Hezbollah’s actions have earned it the hatred of millions across the Middle East.

The reactionary group has never had majority support in Lebanon, and many still fear violent reprisals if they speak out against Hezbollah. Israel’s victories are an aid to working people looking to get the boot of Hezbollah, Hamas and Tehran off their necks. More are speaking out.

At the urging of the Iranian rulers, Hassan Nasrallah sent 7,000 Hezbollah thugs to Syria to crush the 2011 popular uprising against Bashar al-Assad and prop up his dictatorship. More than 300,000 civilians died in the course of the 10-year-long war, many at the hands of Hezbollah.

Thousands of Syrians in Idlib, Azaz and other cities still under the control of Assad’s bourgeois opponents celebrated the death of Nasrallah, marching through the streets and passing out sweets. There was also a large action in Daraa, which is still under Assad’s control.

Hezbollah is widely reviled in Iran by working people and oppressed nationalities. When hundreds of thousands took to the streets across Iran in 2022 after the death of Zhina Amini, following her arrest by the hated “morality police,” Nasrallah claimed the protests were “provocations” orchestrated by Washington and Saudi Arabia.

The attempts by the Iranian regime to whip up support for its war moves are not going well. Mehdi Chamran, the head of Tehran’s city council, complained to the press Oct. 1 that there are people satisfied with the blows Hezbollah is suffering in Lebanon. He called for these people to “be drowned in the sea like the Pharaoh.”

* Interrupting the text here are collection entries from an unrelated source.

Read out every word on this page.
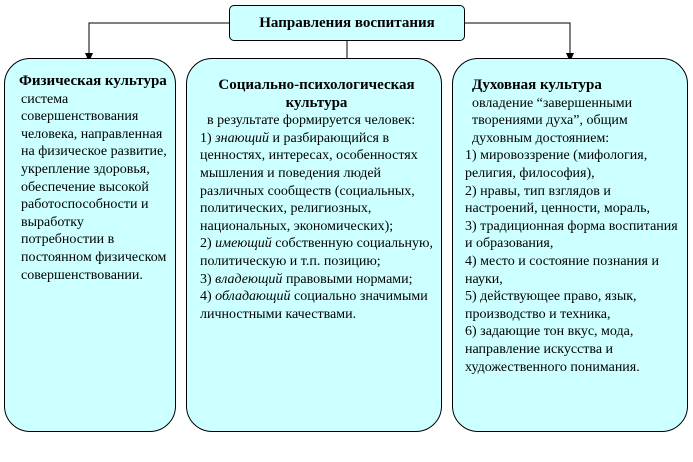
Направления воспитания
Физическая культура
система совершенствования человека, направленная на физическое развитие, укрепление здоровья, обеспечение высокой работоспособности и выработку потребностии в постоянном физическом совершенствовании.
Социально-психологическая культура
в результате формируется человек:
1) знающий и разбирающийся в ценностях, интересах, особенностях мышления и поведения людей различных сообществ (социальных, политических, религиозных, национальных, экономических);
2) имеющий собственную социальную, политическую и т.п. позицию;
3) владеющий правовыми нормами;
4) обладающий социально значимыми личностными качествами.
Духовная культура
овладение “завершенными творениями духа”, общим духовным достоянием:
1) мировоззрение (мифология, религия, философия),
2) нравы, тип взглядов и настроений, ценности, мораль,
3) традиционная форма воспитания и образования,
4) место и состояние познания и науки,
5) действующее право, язык, производство и техника,
6) задающие тон вкус, мода, направление искусства и художественного понимания.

The Progressive Students Organization at the University of Isfahan Oct. 1 noted the widespread opposition to Hezbollah. The “wartime atmosphere, which should have caused people to temporarily step back from their demands and protests over the miserable economic conditions, has had no effect,” it wrote. Instead they “have maintained their protests and strikes” with over 30 labor actions in the three days after Nasrallah’s death.

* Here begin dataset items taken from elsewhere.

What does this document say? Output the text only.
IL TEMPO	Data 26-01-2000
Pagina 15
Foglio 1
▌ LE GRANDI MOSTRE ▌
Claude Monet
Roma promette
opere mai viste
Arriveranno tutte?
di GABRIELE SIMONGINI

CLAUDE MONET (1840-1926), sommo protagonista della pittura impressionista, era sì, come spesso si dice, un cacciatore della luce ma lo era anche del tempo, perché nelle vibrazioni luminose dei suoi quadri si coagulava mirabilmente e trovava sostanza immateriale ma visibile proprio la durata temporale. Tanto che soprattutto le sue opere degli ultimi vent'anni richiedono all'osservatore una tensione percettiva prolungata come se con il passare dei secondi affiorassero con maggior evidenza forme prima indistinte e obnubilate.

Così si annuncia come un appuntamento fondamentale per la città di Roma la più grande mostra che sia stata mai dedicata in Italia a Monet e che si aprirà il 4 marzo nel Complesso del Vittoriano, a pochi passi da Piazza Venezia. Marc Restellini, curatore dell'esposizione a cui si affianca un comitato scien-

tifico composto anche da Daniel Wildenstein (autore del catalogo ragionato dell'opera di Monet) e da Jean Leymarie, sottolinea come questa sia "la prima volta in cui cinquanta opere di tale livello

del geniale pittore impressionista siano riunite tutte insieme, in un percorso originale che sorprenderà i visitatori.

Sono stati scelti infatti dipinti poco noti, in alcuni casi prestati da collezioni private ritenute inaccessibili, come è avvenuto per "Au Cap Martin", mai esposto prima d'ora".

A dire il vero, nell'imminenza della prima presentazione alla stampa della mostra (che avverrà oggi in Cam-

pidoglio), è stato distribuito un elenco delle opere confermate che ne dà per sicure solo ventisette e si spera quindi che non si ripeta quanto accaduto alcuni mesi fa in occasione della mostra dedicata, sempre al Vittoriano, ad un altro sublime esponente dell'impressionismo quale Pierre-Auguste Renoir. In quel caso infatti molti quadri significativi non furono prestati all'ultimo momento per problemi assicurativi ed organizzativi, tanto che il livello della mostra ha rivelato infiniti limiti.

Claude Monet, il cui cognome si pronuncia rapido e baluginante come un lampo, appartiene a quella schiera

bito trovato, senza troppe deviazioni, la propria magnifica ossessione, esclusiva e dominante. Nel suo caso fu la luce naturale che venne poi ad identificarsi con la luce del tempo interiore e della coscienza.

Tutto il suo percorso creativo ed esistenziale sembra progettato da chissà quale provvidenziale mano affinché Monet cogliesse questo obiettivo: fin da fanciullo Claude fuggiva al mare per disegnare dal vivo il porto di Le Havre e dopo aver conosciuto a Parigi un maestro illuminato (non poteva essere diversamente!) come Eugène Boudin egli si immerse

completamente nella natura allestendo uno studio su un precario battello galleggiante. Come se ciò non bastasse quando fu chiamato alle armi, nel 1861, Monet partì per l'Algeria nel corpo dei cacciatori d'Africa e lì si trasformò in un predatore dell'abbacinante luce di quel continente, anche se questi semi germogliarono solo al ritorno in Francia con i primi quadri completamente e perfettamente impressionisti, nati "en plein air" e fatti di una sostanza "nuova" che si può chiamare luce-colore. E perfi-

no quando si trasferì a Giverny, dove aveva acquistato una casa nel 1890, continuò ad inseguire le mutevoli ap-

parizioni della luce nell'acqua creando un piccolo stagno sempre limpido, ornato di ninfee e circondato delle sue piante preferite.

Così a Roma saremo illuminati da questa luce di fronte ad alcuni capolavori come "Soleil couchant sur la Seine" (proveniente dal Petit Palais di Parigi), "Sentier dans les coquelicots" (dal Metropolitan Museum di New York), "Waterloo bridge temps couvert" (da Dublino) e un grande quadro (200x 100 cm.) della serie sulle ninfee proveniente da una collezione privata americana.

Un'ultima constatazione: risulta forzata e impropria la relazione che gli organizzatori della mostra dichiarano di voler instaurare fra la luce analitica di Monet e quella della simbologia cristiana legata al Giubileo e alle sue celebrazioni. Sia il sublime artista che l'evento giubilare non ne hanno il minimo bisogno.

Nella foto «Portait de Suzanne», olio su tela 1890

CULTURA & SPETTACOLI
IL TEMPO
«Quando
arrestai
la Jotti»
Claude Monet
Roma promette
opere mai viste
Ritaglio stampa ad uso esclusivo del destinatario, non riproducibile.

Oil workers have been holding weekly protests for months. And the Coordinating Council of Nurses’ Protests announced Oct. 2 plans for nationwide actions Oct. 6. “We will no longer allow our future to be toyed with,” the group said, “reducing us to slavery.”

On Sept. 30 Netanyahu released a video with Farsi subtitles directed to the people of Iran.

“Every day you see a regime that subjugates you, makes fiery speeches about defending Lebanon, defending Gaza. Yet every day that regime plunges our region deeper into darkness and deeper into war,” he said.

“I know you don’t support the rapists and murderers of Hamas and Hezbollah, but your leaders do.”

“When Iran is finally free,” he said, “everything will be different.”